Soon-to-be-former Attorney General Eric Holder, who is resigning his position atop the Department of Justice (DOJ) after years of controversy, will leave behind a role for which many don’t give him credit: He is one of the chief architects of President Barack Obama’s planned executive amnesty.
In a June White House speech, Obama said he had directed Holder and Department of Homeland Security (DHS) secretary Jeh Johnson to review immigration laws to find a way to grant work authorization to as many as eight million illegal aliens in America right now.
While DHS oversees the office of U.S. Citizenship and Immigration Services (USCIS)–the agency that would hand out work permits to illegal aliens if the president follows through with his threats–the DOJ oversees the immigration courts that are crucial to the process.
Those immigration courts that Holder oversees are facing record backlogs, a procedural burden that allows illegal aliens in many cases to stay in the U.S. by exploiting the weaknesses of the governmental bureaucracy. In 2012, the Inspector General of the Department of Justice found that the Holder DOJ was cooking the books on immigration court statistics.
The Inspector General wrote in the report’s summary:
The OIG found that immigration court performance reports are incomplete and overstate the actual accomplishments of these courts. These flaws in EOIR’s performance reporting preclude the Department from accurately assessing the courts’ progress in processing immigration cases or identifying needed improvements. For example, administrative events such as changes of venue and transfers are reported as completions even though the immigration courts have made no decisions on whether to remove aliens from the United States.

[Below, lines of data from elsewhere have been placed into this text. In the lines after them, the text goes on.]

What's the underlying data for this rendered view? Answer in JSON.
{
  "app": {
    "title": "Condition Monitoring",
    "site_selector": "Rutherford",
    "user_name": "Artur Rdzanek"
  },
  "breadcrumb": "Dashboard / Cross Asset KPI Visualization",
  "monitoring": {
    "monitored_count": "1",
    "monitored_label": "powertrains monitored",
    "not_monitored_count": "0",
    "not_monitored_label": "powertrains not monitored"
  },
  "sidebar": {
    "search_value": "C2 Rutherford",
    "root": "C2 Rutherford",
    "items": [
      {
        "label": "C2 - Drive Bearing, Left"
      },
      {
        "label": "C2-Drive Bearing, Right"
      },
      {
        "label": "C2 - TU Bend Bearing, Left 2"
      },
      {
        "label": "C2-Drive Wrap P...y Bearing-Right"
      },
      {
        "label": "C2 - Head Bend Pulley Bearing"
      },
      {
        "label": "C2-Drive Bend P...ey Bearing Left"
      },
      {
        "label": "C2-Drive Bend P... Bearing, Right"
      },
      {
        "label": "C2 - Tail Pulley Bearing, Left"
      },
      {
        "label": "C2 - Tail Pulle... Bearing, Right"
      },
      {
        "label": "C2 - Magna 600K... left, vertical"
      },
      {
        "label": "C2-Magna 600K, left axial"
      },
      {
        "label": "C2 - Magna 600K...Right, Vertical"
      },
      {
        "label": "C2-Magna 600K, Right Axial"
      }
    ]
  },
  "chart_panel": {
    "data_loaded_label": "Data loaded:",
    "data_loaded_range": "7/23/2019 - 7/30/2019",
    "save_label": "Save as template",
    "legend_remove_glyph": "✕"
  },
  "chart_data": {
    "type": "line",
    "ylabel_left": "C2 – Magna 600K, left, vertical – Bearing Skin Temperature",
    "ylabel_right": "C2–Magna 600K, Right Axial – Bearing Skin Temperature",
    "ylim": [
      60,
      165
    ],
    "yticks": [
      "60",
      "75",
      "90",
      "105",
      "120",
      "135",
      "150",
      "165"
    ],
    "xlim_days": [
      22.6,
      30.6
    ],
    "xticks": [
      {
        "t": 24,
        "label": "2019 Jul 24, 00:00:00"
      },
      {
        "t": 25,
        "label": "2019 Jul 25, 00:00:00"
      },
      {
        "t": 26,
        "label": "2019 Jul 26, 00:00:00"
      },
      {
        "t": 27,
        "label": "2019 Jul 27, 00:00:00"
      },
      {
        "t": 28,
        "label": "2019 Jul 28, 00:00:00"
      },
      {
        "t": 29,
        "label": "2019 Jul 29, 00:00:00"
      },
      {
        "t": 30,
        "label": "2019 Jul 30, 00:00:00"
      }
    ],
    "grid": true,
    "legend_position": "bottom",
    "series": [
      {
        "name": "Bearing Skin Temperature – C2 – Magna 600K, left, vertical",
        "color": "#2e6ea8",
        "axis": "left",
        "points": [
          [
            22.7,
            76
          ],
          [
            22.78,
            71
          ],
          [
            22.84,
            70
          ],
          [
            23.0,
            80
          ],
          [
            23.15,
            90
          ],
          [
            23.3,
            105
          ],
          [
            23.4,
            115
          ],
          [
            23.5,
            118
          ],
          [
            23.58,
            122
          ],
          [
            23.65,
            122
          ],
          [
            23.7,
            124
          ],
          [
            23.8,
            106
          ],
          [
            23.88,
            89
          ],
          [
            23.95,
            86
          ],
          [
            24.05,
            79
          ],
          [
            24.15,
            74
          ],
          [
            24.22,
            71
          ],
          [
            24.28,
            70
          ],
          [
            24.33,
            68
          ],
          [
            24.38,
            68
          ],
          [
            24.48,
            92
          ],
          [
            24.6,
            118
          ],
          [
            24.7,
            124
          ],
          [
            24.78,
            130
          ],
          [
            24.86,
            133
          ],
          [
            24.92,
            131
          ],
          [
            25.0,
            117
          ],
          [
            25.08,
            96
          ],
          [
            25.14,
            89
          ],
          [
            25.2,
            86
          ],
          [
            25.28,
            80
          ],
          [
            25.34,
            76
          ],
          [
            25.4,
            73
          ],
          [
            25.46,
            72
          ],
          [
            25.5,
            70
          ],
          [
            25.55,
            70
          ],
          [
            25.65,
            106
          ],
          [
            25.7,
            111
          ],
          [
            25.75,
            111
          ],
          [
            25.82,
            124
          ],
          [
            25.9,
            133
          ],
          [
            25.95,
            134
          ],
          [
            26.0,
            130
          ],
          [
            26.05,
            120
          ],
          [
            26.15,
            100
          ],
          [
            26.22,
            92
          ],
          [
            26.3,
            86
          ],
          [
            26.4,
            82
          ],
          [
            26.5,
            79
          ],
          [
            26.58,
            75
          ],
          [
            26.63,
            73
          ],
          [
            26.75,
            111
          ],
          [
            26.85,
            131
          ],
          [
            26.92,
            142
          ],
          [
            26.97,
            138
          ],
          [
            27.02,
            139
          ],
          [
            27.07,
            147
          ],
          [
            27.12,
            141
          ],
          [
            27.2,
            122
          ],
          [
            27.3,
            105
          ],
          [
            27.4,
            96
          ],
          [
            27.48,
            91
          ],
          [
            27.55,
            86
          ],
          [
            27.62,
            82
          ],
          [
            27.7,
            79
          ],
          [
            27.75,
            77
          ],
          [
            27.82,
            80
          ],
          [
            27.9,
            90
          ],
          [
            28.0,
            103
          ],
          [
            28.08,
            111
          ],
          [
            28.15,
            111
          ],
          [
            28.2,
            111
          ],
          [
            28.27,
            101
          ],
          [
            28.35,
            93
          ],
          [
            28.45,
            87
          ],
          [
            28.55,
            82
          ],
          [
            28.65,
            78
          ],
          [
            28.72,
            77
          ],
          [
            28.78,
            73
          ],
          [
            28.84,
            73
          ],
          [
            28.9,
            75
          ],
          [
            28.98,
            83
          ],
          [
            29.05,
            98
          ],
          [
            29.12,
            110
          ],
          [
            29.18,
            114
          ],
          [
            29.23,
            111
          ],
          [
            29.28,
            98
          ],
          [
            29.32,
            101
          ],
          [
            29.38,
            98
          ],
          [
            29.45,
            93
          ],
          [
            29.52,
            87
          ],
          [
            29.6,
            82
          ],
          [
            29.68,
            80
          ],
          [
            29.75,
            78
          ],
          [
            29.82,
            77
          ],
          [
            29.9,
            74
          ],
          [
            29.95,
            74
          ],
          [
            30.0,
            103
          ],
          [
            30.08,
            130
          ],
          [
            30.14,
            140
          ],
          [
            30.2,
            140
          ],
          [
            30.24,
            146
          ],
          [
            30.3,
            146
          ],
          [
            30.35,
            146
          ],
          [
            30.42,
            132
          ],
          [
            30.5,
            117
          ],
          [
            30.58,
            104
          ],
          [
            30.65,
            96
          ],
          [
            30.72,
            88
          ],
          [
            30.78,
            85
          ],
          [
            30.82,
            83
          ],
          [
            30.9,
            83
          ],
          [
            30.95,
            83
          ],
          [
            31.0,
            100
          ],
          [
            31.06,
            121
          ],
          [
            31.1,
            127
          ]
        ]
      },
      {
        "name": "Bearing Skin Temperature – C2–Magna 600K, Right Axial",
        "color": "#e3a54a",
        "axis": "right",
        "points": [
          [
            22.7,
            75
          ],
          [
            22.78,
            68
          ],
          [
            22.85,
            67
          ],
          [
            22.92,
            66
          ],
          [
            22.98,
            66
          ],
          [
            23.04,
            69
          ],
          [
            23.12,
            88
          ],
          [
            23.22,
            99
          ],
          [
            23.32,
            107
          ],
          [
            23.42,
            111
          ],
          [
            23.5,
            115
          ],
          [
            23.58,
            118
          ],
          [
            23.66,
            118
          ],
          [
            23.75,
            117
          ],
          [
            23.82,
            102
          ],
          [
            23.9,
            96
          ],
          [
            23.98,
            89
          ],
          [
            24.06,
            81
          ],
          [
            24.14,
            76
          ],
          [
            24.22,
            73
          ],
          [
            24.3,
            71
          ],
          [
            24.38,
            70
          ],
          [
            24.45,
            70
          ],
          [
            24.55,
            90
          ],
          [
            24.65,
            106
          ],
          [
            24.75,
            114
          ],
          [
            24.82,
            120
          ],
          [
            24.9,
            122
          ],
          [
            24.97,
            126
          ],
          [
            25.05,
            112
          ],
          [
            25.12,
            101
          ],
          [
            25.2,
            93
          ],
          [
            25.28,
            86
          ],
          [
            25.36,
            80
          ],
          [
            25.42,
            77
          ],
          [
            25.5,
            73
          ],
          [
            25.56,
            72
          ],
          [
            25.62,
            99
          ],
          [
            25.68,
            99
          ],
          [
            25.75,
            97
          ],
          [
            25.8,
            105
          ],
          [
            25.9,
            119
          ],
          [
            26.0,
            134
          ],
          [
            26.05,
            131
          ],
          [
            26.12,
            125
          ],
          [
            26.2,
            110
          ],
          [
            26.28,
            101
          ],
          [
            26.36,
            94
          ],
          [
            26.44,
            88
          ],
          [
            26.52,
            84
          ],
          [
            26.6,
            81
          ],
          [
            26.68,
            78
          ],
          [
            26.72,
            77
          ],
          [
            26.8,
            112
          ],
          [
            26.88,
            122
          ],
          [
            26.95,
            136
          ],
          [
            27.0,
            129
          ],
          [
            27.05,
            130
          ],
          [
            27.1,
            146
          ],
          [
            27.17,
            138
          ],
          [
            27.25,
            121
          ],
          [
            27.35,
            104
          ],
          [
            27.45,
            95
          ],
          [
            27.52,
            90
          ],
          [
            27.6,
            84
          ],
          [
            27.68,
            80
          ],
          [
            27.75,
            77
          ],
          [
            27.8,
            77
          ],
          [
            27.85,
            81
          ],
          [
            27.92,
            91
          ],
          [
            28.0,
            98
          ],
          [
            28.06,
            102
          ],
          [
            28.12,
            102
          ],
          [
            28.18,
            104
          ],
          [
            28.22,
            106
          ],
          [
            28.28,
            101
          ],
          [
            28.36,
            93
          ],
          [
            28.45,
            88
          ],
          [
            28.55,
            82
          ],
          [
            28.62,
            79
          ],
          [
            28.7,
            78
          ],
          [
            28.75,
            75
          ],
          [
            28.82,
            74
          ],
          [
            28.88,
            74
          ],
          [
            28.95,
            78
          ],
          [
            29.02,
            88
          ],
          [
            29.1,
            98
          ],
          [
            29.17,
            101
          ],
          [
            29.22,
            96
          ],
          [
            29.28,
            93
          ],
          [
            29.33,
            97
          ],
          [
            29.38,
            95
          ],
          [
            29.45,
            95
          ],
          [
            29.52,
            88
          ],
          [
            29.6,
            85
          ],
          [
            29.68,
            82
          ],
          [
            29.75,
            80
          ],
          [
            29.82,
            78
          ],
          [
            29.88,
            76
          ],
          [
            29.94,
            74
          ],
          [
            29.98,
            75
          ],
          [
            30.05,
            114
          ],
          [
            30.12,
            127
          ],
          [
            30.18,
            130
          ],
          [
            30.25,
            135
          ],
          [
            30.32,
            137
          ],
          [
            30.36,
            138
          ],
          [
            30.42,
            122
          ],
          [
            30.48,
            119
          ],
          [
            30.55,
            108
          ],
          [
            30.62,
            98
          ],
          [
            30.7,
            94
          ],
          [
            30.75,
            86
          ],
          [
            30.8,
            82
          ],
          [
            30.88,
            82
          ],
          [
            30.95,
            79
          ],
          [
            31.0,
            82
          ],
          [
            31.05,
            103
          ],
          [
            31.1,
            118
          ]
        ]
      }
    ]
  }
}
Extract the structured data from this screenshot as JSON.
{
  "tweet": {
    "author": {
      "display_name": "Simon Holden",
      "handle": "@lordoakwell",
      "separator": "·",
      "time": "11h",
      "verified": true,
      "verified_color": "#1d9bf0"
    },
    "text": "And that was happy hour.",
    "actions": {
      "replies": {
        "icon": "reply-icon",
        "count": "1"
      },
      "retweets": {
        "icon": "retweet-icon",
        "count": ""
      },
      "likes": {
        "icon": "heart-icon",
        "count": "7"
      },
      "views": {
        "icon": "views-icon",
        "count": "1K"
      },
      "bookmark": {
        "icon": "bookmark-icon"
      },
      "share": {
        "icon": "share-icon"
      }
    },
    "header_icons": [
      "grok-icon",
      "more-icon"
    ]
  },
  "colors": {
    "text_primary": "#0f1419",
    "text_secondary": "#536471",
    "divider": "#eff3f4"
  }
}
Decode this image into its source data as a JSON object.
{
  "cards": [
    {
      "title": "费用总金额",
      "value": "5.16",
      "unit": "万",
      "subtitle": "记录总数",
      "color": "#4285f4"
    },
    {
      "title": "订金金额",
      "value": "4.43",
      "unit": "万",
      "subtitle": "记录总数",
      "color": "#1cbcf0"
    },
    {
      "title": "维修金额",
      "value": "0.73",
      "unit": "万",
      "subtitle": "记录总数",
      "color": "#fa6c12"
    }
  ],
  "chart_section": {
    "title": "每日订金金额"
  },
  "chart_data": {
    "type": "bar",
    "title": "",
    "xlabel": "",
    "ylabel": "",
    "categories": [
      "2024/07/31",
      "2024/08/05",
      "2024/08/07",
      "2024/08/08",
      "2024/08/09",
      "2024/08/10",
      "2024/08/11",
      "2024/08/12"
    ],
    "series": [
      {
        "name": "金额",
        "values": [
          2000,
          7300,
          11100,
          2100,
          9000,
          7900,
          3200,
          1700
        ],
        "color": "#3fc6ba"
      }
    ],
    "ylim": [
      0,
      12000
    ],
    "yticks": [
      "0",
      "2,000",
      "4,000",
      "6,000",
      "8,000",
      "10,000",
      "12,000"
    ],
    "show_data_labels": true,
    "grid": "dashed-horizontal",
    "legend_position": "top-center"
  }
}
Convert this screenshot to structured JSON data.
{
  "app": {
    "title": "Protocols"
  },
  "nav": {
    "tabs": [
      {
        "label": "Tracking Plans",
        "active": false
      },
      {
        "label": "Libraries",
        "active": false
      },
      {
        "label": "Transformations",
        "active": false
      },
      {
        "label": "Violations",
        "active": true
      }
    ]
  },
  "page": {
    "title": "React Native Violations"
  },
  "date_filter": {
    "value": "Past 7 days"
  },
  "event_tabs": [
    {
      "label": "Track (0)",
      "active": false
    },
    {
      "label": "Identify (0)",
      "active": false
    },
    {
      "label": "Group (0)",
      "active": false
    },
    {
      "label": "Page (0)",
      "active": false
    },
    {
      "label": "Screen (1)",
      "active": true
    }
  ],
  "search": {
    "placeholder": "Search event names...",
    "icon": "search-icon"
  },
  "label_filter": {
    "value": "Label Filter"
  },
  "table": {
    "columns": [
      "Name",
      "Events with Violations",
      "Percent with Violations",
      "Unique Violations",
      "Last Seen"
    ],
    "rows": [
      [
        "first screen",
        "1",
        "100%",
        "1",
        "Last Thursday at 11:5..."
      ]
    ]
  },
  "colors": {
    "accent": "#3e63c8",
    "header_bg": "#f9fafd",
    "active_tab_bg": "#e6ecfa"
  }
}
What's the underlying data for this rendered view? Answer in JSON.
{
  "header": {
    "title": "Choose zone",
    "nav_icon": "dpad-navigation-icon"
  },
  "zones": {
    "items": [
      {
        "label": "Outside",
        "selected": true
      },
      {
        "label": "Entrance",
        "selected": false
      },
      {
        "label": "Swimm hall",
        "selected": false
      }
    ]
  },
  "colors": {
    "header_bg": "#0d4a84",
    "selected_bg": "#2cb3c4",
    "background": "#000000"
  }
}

As a result, a case may be “completed” multiple times. In our sample of 1,785 closed cases, 484 administrative events were counted as completions by EOIR. Reporting these administrative actions as completions overstates the accomplishments of the immigration courts.
Those actions by Holder’s DOJ’s immigration courts, the Los Angeles Times‘ Hector Becerra wrote in July, have exacerbated the border crisis that has dominated American news in recent months, since Breitbart Texas published photos of illegal alien children in holding facilities.
“The average case takes 578 days to make its way through the immigration courts, with 366,758 cases currently pending, according to federal court records compiled by Syracuse University,” Becerra wrote in a piece entitled “immigration court backlog adds to border crisis.”
Rep. Paul Gosar (R-AZ) recently wrote to Holder–a letter that Sens. Jeff Flake (R-AZ) and John McCain (R-AZ) followed with one of their own–questioning why Holder and DOJ were stopping prosecution of illegal aliens pursuant to Operation Streamline on the Yuma Sector of Arizona’s border with Mexico. Gosar said in a statement about his letter:
The Department of Justice and the U.S. Attorney have now indicated they will no longer prosecute illegal immigrants under Title 8, United States Code, § 1325. This dereliction will completely undermine the United States’ ‘zero tolerance’ policy established through Operation Streamline and flies in the face of years of work conducted by federal, state and local law enforcement to secure our communities and our borders.
The Associated Press recently reported that Holder’s DOJ has not answered its requests, or those lawmakers’ requests, on the matter.
“Public affairs officials from the Department of Homeland Security, Justice Department and the U.S. Customs and Border Protection have all refused to answer questions about whether the program has been scaled back,” the AP wrote.
The AP story led the Drudge Report when it came out just last week. Gosar said in his statement about the reports that Holder stopped enforcing immigration law on the Yuma Sector:
It seems like a never-ending cycle these days. The Administration acts to circumvent the law, Congress makes legitimate Congressional inquiries, and… silence. Nothing. Zilch. I am sick and tired of this Administration–which promised to be the most transparent in history–constantly seeking to tilt the scales on our age-old systems of checks and balances. I will not stand for it, and I will continue to seek the answers the people deserve.
Holder has also been leading efforts to give taxpayer-funded legal representation to illegal aliens. The “justice AmeriCorps” program he launched this summer, Breitbart News’ Tony Lee wrote at the time, “will spend $2 million dollars of taxpayer funds to provide illegal immigrant children with legal representation.”
Holder called the program “a historic step to strengthen our justice system and protect the rights of the most vulnerable members of society.”
“How we treat those in need, particularly young people who must appear in immigration proceedings — many of whom are fleeing violence, persecution, abuse or trafficking — goes to the core of who we are as a nation,” Holder said.
Holder infamously, too, said that granting amnesty to illegal aliens is a “civil right.” He said in April 2013, as the Senate began consideration of the “Gang of Eight” bill:
Creating a pathway to earned citizenship for the 11 million unauthorized immigrants in this country is essential. The way we treat our friends and neighbors who are undocumented – by creating a mechanism for them to earn citizenship and move out of the shadows – transcends the issue of immigration status. This is a matter of civil and human rights. It is about who we are as a nation. And it goes to the core of our treasured American principle of equal opportunity.